JM | Wir haben jeweils unsere eigenen Sicherheitsexperten vor Ort. Eine absolute Garantie, dass sich die bewaffneten Gruppen an ihre Zusagen zur Sicherheit unserer Mitarbeiter halten, hat man nie, aber man kann mit den Konfliktparteien verhandeln, um Akzeptanz für unsere Arbeit zu erzeugen. Aber leider ist es in den letzten Jahren häufiger geworden, dass neutrale medizinische Einrichtungen, selbst wenn sie deutlich gekennzeichnet sind, plötzlich gezielt angegriffen werden. Eigentlich besteht für sie eine völkerrechtliche Konvention, dass sie nicht angegriffen werden. Der Grund für diesen ausdrücklichen Schutz liegt darin, dass man sehr vielen Menschen schaden kann und die Bevölkerung einschüchtert, wenn man einen Arzt umbringt oder ein Krankenhaus zerstört – oder die einheimischen Mitarbeiter von Gesundheitseinrichtungen verfolgt, wie es in Syrien passiert. Das macht unsere Arbeit viel schwieriger. Es ist leider heutzutage auch so, dass militärische Einsätze, die zur Lösung von Konflikten führen sollen, häufig als «humanitär» bezeichnet werden. Ein humanitärer Einsatz ist aber grundsätzlich etwas anderes als ein militärischer Einsatz! Das kann zu einer Verwirrung führen, wenn eine Armee – wie in Afghanistan – sagt: «Wir machen humanitäre Hilfe», es aber ein politischer und militärischer Einsatz mit bestimmten Interessen ist. Die Bevölkerung kann die rein humanitäre und medizinische Hilfe von neutralen Organisationen dann kaum mehr davon unterscheiden – vor allem auch nicht die Rebellen und Kriegsparteien. Dadurch werden Mitarbeiter von humanitären Organisationen und die hilfsbedürftige Zivilbevölkerung gefährdet.

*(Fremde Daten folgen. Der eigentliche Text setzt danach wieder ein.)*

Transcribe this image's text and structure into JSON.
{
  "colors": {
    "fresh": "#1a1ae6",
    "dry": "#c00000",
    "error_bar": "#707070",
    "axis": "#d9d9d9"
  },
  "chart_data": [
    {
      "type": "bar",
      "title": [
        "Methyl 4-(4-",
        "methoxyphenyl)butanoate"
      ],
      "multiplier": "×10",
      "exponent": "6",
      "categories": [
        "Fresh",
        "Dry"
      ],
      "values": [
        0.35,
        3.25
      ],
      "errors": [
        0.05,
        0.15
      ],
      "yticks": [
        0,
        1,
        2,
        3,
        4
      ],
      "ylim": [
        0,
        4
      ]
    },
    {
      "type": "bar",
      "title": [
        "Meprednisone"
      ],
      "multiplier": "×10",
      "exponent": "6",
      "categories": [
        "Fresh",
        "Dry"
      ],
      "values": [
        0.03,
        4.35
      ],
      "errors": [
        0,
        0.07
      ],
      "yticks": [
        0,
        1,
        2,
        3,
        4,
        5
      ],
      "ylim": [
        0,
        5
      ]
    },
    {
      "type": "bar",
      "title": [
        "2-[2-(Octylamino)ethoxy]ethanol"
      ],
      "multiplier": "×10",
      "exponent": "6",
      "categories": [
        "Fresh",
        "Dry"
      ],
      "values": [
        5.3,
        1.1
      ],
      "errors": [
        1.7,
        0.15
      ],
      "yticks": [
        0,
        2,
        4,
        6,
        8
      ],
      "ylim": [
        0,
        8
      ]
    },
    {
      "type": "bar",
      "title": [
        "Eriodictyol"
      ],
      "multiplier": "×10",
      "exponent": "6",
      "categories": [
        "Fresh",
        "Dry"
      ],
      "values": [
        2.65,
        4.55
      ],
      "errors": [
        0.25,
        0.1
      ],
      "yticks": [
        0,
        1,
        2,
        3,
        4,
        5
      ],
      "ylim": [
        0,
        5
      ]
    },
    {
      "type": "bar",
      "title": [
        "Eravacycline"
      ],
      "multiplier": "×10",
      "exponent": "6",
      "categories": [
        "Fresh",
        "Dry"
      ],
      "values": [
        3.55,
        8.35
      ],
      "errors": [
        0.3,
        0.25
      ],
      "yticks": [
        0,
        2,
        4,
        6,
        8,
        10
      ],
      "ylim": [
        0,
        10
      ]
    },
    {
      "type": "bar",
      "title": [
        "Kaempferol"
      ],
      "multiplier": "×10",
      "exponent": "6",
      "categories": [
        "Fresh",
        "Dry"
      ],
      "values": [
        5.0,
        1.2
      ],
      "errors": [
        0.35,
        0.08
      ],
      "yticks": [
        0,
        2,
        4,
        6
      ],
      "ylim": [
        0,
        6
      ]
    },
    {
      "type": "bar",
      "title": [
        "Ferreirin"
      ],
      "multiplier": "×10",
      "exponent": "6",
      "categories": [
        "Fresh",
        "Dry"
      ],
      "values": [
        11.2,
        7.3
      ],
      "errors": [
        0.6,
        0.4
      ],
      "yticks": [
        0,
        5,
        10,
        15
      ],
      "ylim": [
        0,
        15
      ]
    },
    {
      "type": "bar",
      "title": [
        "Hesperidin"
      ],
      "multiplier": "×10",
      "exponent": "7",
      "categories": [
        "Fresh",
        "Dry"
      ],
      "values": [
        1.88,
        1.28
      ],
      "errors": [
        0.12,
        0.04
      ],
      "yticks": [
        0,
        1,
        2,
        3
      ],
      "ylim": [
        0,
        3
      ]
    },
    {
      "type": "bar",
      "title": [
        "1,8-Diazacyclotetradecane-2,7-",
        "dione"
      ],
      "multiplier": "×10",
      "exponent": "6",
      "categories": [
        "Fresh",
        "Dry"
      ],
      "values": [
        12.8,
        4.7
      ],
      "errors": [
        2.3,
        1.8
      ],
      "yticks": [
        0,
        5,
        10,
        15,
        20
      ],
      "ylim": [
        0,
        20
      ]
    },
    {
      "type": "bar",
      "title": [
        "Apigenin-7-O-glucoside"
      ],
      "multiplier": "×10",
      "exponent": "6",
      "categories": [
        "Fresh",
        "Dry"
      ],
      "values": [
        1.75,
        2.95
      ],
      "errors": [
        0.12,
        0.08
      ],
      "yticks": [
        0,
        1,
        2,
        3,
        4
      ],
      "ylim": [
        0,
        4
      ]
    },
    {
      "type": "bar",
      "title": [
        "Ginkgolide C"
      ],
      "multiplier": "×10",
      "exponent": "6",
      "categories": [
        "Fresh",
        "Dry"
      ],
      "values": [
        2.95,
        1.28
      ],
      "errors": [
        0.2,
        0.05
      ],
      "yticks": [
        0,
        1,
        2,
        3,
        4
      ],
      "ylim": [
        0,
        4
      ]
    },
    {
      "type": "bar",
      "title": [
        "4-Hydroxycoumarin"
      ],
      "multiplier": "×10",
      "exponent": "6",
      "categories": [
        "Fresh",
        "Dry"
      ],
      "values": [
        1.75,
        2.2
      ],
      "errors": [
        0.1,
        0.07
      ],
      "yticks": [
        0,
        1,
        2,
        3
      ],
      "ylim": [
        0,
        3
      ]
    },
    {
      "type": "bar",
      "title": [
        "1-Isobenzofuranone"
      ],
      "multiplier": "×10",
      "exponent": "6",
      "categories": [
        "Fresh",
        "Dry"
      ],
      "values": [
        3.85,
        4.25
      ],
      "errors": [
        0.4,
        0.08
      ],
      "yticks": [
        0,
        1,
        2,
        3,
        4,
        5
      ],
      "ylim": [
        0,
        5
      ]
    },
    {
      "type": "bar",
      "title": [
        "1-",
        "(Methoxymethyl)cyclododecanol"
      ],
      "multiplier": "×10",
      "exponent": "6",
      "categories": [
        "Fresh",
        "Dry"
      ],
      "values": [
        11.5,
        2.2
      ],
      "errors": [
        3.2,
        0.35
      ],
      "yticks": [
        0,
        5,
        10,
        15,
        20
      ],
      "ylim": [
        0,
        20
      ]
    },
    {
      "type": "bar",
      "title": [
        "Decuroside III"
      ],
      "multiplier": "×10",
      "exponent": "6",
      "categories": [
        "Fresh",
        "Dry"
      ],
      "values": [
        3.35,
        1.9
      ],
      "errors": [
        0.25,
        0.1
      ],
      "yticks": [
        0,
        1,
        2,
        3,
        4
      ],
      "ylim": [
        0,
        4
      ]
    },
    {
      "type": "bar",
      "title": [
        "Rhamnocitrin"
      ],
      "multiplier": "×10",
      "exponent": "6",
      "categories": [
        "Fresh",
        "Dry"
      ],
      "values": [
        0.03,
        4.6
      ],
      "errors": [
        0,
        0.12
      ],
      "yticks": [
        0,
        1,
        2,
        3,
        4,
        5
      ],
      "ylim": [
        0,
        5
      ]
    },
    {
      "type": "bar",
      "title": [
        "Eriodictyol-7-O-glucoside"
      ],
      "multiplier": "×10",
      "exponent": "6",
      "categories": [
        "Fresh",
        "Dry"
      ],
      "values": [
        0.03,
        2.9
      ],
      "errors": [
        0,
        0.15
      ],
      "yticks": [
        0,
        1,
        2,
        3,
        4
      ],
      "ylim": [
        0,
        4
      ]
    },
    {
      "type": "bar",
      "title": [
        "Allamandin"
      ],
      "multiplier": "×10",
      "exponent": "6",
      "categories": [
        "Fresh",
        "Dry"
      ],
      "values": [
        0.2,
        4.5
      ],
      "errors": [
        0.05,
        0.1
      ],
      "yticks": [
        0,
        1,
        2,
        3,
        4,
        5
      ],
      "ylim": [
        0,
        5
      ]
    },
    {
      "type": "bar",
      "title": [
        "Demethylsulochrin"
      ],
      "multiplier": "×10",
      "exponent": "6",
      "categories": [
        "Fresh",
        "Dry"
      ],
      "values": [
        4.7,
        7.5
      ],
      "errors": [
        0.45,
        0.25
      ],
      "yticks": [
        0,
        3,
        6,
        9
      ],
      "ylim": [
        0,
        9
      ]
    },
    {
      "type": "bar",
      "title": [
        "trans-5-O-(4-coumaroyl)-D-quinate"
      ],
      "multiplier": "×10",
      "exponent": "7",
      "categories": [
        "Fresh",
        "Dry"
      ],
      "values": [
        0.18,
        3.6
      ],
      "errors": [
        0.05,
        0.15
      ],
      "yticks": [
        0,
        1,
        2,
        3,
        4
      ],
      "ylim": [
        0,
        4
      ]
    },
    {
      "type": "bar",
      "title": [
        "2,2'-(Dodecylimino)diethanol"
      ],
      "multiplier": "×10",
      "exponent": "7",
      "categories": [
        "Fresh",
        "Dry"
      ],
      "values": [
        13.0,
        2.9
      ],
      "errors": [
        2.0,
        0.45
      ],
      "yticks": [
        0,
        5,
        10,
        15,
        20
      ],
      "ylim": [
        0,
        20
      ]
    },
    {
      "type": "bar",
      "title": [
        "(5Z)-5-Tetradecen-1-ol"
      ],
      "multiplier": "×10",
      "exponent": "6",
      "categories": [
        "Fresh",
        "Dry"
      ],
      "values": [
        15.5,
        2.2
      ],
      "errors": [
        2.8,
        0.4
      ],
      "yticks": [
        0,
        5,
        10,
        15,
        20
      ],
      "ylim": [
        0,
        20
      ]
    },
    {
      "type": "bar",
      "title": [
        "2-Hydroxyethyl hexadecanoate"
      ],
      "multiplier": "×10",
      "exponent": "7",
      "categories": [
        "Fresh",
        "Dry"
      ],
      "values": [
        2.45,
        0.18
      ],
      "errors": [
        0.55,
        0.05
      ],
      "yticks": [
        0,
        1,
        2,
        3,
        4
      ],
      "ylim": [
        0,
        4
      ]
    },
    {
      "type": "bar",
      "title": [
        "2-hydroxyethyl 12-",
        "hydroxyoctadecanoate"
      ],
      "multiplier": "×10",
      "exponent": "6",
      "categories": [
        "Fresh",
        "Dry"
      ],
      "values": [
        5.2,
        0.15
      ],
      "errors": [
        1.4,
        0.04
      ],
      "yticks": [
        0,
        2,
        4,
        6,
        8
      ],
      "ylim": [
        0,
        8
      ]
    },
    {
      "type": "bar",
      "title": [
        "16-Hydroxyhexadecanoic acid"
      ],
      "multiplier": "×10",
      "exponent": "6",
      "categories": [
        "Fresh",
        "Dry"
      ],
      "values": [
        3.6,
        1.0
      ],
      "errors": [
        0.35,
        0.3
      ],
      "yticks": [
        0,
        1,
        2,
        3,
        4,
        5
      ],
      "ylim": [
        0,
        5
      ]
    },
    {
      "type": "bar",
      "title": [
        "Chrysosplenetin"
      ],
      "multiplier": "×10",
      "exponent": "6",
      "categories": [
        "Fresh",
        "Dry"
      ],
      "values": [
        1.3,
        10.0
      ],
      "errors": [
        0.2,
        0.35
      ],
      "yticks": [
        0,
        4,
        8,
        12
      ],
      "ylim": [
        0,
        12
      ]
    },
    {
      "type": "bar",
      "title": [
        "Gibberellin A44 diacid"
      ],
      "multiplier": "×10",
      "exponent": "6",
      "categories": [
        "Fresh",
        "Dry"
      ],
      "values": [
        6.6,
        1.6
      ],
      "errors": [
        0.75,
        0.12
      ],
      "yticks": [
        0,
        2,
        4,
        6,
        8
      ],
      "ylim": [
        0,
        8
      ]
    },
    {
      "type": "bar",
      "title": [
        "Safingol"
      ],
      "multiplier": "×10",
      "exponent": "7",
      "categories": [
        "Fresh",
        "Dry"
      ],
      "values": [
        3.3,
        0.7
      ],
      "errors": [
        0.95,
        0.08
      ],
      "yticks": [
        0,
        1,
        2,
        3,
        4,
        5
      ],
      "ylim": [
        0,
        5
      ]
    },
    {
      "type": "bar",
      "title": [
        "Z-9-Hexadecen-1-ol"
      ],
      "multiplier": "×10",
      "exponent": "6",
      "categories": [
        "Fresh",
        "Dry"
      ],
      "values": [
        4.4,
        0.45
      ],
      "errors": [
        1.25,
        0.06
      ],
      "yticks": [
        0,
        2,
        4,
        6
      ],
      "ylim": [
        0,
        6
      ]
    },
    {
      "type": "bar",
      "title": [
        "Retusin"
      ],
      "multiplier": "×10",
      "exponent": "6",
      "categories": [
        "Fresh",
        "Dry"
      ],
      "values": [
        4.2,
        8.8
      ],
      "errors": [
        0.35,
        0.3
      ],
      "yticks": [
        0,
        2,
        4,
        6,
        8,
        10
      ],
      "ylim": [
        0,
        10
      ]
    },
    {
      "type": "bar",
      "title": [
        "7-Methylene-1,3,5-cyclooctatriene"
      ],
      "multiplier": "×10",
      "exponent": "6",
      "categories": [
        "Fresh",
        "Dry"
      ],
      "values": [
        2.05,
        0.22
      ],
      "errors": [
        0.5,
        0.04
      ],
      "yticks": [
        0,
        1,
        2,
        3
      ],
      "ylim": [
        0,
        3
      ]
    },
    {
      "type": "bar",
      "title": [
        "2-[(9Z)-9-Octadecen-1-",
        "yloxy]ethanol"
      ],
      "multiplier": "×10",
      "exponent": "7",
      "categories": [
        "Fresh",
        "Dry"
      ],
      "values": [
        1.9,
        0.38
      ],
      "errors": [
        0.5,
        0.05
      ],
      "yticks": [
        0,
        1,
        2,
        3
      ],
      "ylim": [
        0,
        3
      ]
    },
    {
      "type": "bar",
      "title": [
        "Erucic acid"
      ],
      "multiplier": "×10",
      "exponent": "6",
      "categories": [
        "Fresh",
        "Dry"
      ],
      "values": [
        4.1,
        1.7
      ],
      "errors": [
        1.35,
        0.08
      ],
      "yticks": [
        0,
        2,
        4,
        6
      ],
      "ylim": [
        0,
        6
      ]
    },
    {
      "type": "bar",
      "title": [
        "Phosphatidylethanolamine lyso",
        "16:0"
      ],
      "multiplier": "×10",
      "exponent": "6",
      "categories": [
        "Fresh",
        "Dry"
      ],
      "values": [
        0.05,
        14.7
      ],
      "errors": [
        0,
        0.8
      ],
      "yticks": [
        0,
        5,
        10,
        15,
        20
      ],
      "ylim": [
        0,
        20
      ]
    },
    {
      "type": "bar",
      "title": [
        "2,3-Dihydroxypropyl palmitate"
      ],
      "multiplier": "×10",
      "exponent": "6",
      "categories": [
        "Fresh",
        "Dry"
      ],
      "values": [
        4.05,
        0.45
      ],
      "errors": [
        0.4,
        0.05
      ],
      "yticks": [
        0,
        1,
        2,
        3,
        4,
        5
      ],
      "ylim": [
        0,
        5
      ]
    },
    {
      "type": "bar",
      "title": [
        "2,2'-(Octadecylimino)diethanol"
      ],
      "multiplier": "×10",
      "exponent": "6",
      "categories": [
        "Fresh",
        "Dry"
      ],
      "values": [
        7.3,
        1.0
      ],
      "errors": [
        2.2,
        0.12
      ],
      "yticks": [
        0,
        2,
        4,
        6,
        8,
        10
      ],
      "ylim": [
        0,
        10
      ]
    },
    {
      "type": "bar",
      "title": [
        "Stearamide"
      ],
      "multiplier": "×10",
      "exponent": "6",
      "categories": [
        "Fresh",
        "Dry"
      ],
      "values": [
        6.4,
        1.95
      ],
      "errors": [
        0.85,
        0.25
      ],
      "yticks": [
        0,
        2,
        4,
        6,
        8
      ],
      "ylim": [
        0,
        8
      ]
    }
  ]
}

DKM | Was ist für Sie wesentlich neben der konkreten medizinischen Notfallhilfe?
JM | Durch die medizinische und humanitäre Hilfe entsteht eine besondere Nähe zu den Menschen. Wir werden Zeugen ihrer Not – und können so auch ein Sprachrohr für vernachlässigte Menschen in der Welt werden, wenn wir wieder zurückkommen und darüber berichten. Ich erinnere mich auch an beeindruckende Menschen, die mir bei meiner Arbeit in Krisengebieten begegnet sind, die oft so viel Leid mitgemacht haben und doch eine große Stärke zeigten und wieder Lebensfreude ausstrahlten. Das gibt mir selbst Energie, Lebensenergie.